Well ladies and gentlemen, I can’t speak for Matt, but when we started this podcast one year ago, I wasn’t sure what it would become. I didn’t know if it would be just us talking to the ether, finding an audience exclusively among our friends and parents, or if it would actually be (what we refer to in the industry as) “a thing.”
12 months removed from our first episode where we reviewed MAD MAX FURY ROAD, I can say with some degree of assurance that THE NIGHTHAWKS PODCAST is “a thing.” This is due in no small measure to all of our listeners. From those regulars who have been listening since the beginning to the people who will undoubtedly listen to this as their first episode. We cannot thank you enough for lending an ear to our endeavor.
This wouldn’t be fun if we were talking to nobody, and we likely would have given up long ago. So… thank you for allowing that not to happen. The podcast continues to grow and evolve, and we still want that feedback. Let us know what you’d like to see in the year to come.

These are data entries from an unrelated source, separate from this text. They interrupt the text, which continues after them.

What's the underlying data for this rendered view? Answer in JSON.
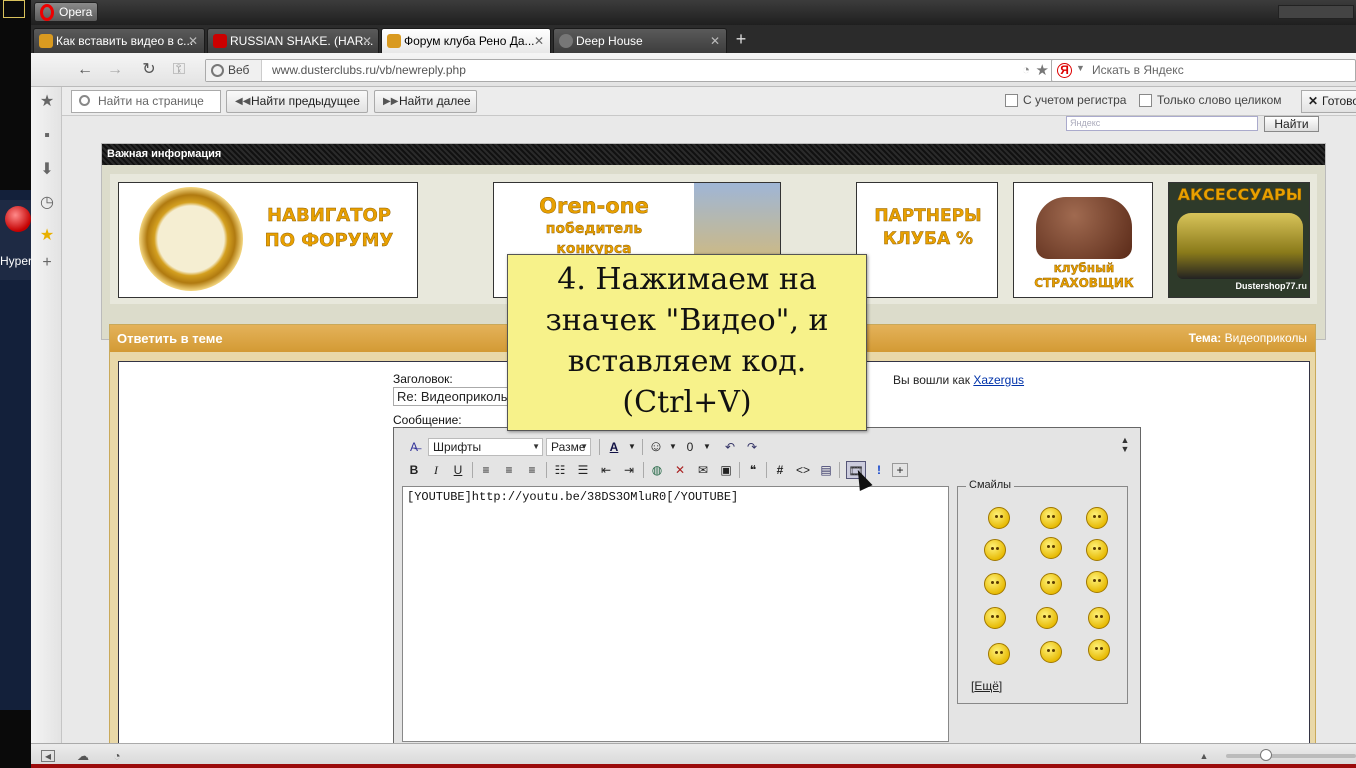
{
  "desktop": {
    "gadget_label": "Hyper"
  },
  "titlebar": {
    "menu_label": "Opera"
  },
  "tabs": [
    {
      "title": "Как вставить видео в с...",
      "favicon_color": "#d99a20"
    },
    {
      "title": "RUSSIAN SHAKE. (HAR...",
      "favicon_color": "#cc0000"
    },
    {
      "title": "Форум клуба Рено Да...",
      "favicon_color": "#d99a20",
      "active": true
    },
    {
      "title": "Deep House",
      "favicon_color": "#777777"
    }
  ],
  "tab_add": "+",
  "address_bar": {
    "scope_label": "Веб",
    "url": "www.dusterclubs.ru/vb/newreply.php",
    "search_placeholder": "Искать в Яндекс",
    "search_engine_letter": "Я"
  },
  "find_bar": {
    "placeholder": "Найти на странице",
    "prev_label": "Найти предыдущее",
    "next_label": "Найти далее",
    "case_label": "С учетом регистра",
    "whole_word_label": "Только слово целиком",
    "close_label": "Готово"
  },
  "page": {
    "yandex_placeholder": "Яндекс",
    "yandex_button": "Найти",
    "info_header": "Важная информация",
    "banners": {
      "navigator": "НАВИГАТОР ПО ФОРУМУ",
      "oren_title": "Oren-one",
      "oren_sub": "победитель конкурса",
      "partners": "ПАРТНЕРЫ КЛУБА %",
      "insurer": "клубный СТРАХОВЩИК",
      "accessories": "АКСЕССУАРЫ",
      "shop": "Dustershop77.ru"
    },
    "reply": {
      "header": "Ответить в теме",
      "theme_label": "Тема:",
      "theme_value": "Видеоприколы",
      "title_label": "Заголовок:",
      "title_value": "Re: Видеоприколы",
      "logged_as": "Вы вошли как",
      "username": "Xazergus",
      "message_label": "Сообщение:"
    },
    "editor": {
      "font_select": "Шрифты",
      "size_select": "Разме",
      "message_text": "[YOUTUBE]http://youtu.be/38DS3OMluR0[/YOUTUBE]",
      "smilies_legend": "Смайлы",
      "more_link": "Ещё"
    }
  },
  "tooltip": {
    "lines": [
      "4. Нажимаем на",
      "значек \"Видео\", и",
      "вставляем код.",
      "(Ctrl+V)"
    ]
  }
}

What better way to ring in the NIGHTHAWKS new year than by relaxing with a good movie. And what better movie than a movie about the movies? SUNSET BOULEVARD (or “SUNSET BLVD,” depending on who you ask) is Billy Wilder’s acerbic critique of the darker side of fame, Hollywood, and the film industry. William Holden plays Joe Gillis, a down and out writer who finds himself tangled in the web of Norma Desmond, a once great actress who is clawing the walls trying not to be lost in a world that has forgotten her.
A cast of actors (playing themselves, a version of themselves, or a composite of their colleagues) bring the stark and fascinating world of 1950s Sunset Boulevard to life. No stranger to West Hollywood, we’ve discussed the neighborhood before, see Episode 4, Episode 5, and Episode 24.
But this isn’t the rambunctious sunset strip of the 60s, this is the tail end of a gilded age for Hollywood where the tarnish of reality is beginning to show around the edges.
Matt and Trevor discuss why the movie resonated so strongly then, and why (tragically) it still resonates today. One thing is for certain: we’ll never forget Norma Desmond.